Далекие, далекие рижские годы были, пожалуй, самыми умиротворенными для матери. Рига исцеляла ее. В Риге кончилась и моя неустроенность: там я неожиданно встретил давнюю знакомую, землячку Нину Афанасьевну, которая столько всего хлебнула в тридцатые, да и в сороковые годы. Мы лет двенадцать шли глухими параллельными дорогами, пока не выбрались на этот послевоенный большак. А еще говорят, что такие дороги не пересекаются. Может быть, когда речь идет о легких судьбах — «все счастливые семьи похожи друг на друга», — но вот трудные параллельные пути, сколько бы годов ни залегло между ними, какие бы прихотливые извивы ни выписывала жизнь, почти непременно пересекутся однажды на каком-нибудь солнечном пригорке, откуда внезапно откроется этим двоим, все утраченное пространство времени. И тогда без громких слов о любви и преданности они, эти двое, доверчиво соединят руки, чтобы уже остаточные годы обязательно пройти вместе… Теперь и мать окончательно успокоилась. Наверное, нет ничего дороже для пожившей на свете женщины, чем душевная умиротворенность.

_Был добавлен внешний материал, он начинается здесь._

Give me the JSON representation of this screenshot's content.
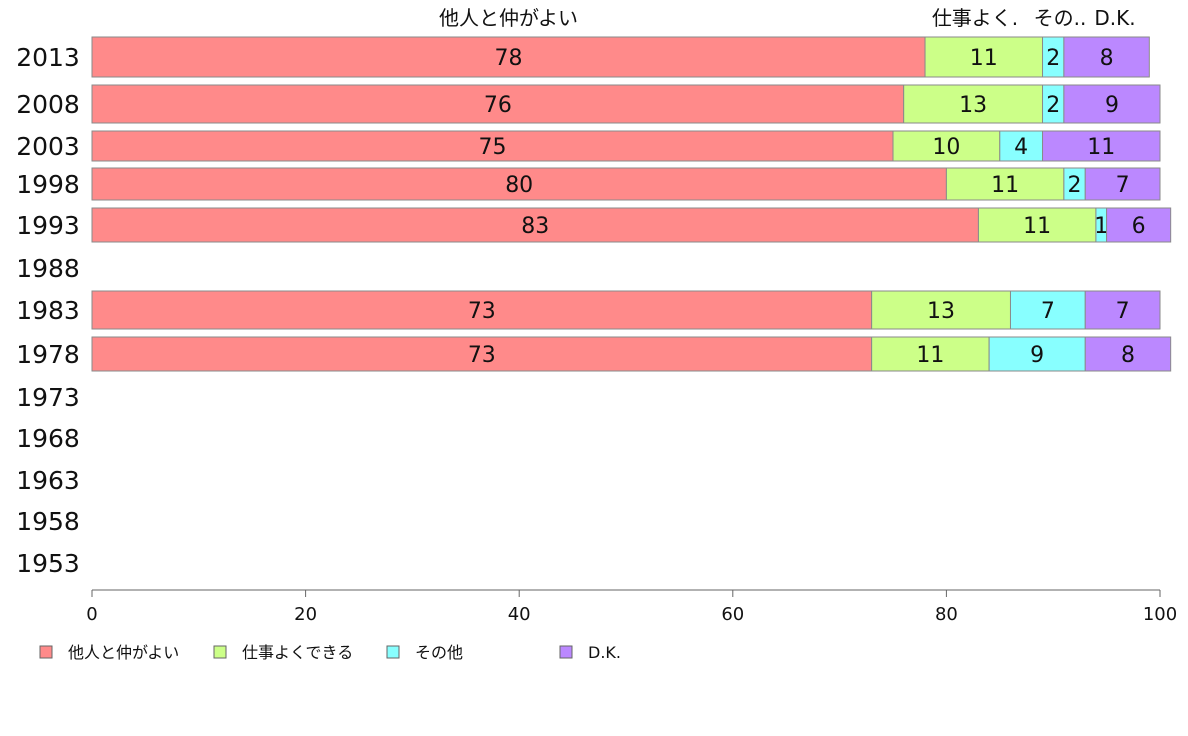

Ох как мама не хотела уезжать из Риги! Урал был ее родиной, где прошла главная часть ее жизни. Но, видно, Рига заняла особое место в ее судьбе — то ли потому, что и моя судьба определилась здесь окончательно, то ли потому, что мать впервые за всю жизнь не чувствовала себя одинокой.
Мне тоже не хотелось покидать Ригу, в которой завершилась моя молодость, прерванная войной. Все мы, кто вступил в бой на третьем десятке лет, наивно полагали после Победы, что раз нам улыбнулась окопная фортуна, то и время не было властно над нами все эти четыре года. Да, мы кончили войну еще молодыми и не задумывались о том, до чего же тороплив этот с виду мерный отсчет мирного времени.
Мать долго не верила, что мы с Ниной всерьез готовимся в дальнюю дорогу. Она никак не могла понять, чего мне не хватает в Риге. А мне всего хватало, кроме одного — я же вырос не на берегу Даугавы, а на берегу Сакмары. Ну, может, огорчало еще незнание латышского языка. И при всей привязанности к Латвии, к ее былинным стрелкам я решил-таки перекочевать на Урал, который всегда был моим исходным меридианом, куда бы ни забрасывали порывистые ветры века.